Posts Tagged ‘James D. McCabe’

Sex ads placed in 19th century newspapers

November 13, 2011

In the 20th century, they ran in the back pages of alternative weeklies like The Village Voice, and today, they clog up Craigslist and other online sites.

But in the 1870s, respectable newspapers were the only venue for sex-related ads, like the one above, arranging a meeting between semi-anonymous partners.

“Many of these advertisements are inserted by notorious roues, and others are from women of the town,” writes James D. McCabe in his 1872 guidebook Lights and Shadows of New York Life, where reproductions of the ads appear.

“Women wishing to meet their lovers, or men their mistresses, use these personal columns,” he added.

There must have been some degree of public outcry about these ads. McCabe quotes the New York World, apparently defending their placement:

“The cards of courtesans and the advertisements of houses of ill-fame might as well be put up in the panels of street cars.”

“If the public permits a newspaper to do it for the consideration of a few dollars, why make the pretense that there is anything wrong in the thing itself? If the advertisement is legitimate, than the business must be.”

Newspapers also published the 19th century versions of Craigslist’s Missed Connections.

The thieving street walkers of 1870s Soho

September 20, 2011

“Strangers visiting the city are struck by the number of women who are to be found on Broadway and the streets running parallel to it, without male escorts, after dark,” wrote James D. McCabe in his 1872 guidebook Lights and Shadows of New York Life.
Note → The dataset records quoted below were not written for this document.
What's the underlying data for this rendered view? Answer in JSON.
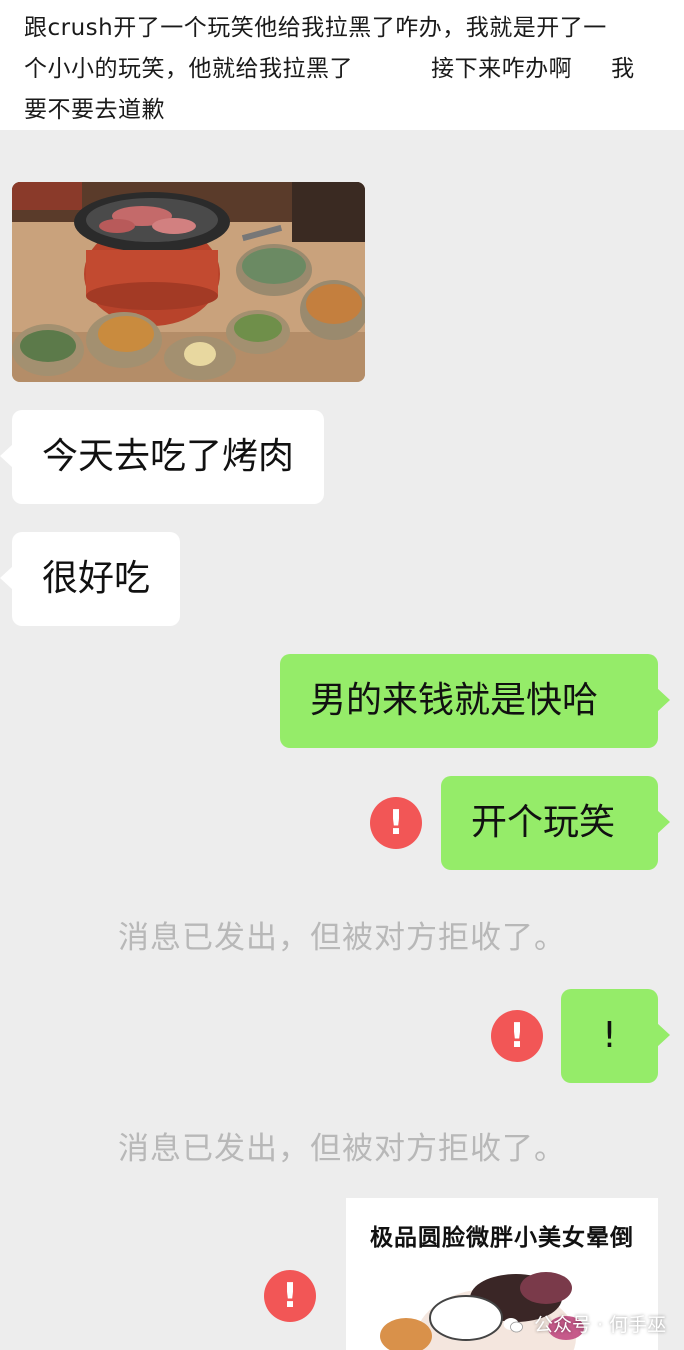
{
  "post": {
    "text_line1": "跟crush开了一个玩笑他给我拉黑了咋办，我就是开了一",
    "text_line2": "个小小的玩笑，他就给我拉黑了          接下来咋办啊     我",
    "text_line3": "要不要去道歉"
  },
  "chat": {
    "messages": [
      {
        "side": "left",
        "text": "今天去吃了烤肉"
      },
      {
        "side": "left",
        "text": "很好吃"
      },
      {
        "side": "right",
        "text": "男的来钱就是快哈"
      },
      {
        "side": "right",
        "text": "开个玩笑",
        "failed": true
      },
      {
        "side": "right",
        "text": "!",
        "failed": true
      }
    ],
    "system_notice_1": "消息已发出，但被对方拒收了。",
    "system_notice_2": "消息已发出，但被对方拒收了。",
    "error_icon_glyph": "!",
    "sticker_caption": "极品圆脸微胖小美女晕倒"
  },
  "watermark": {
    "icon": "wechat-icon",
    "text": "公众号 · 何手巫"
  },
  "colors": {
    "chat_background": "#ededed",
    "sent_bubble": "#95ec69",
    "received_bubble": "#ffffff",
    "error_red": "#f25656",
    "system_text": "#b8b8b8"
  }
}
“They are known as Street Walkers, and constitute one of the lowest orders of prostitutes to be found in New York.”

“They are nearly all thieves, and a very large proportion of them are but the decoys of the most desperate male garroters and thieves.”

One common scam, McCabe explains, was for a street walker to lure a tourist to her room in one of the subdivided “bed houses” in today’s Soho.

There, the street walker and a male confederate would rob the tourist while threatening his life.

Another trick was what McCabe called “panel thieving”:

“She takes her victim to her room, and directs him to deposit his clothing on a chair, which is placed but a few inches from the wall at the end of the room. This wall is false, and generally of wood.”

While the street walker and customer do their thing, a male thief will quietly slide out from behind the fake wall and lift the customer’s wallet.

The sucker won’t realize what has happened until he is out on the street, the street walker and her co-conspirator long-gone.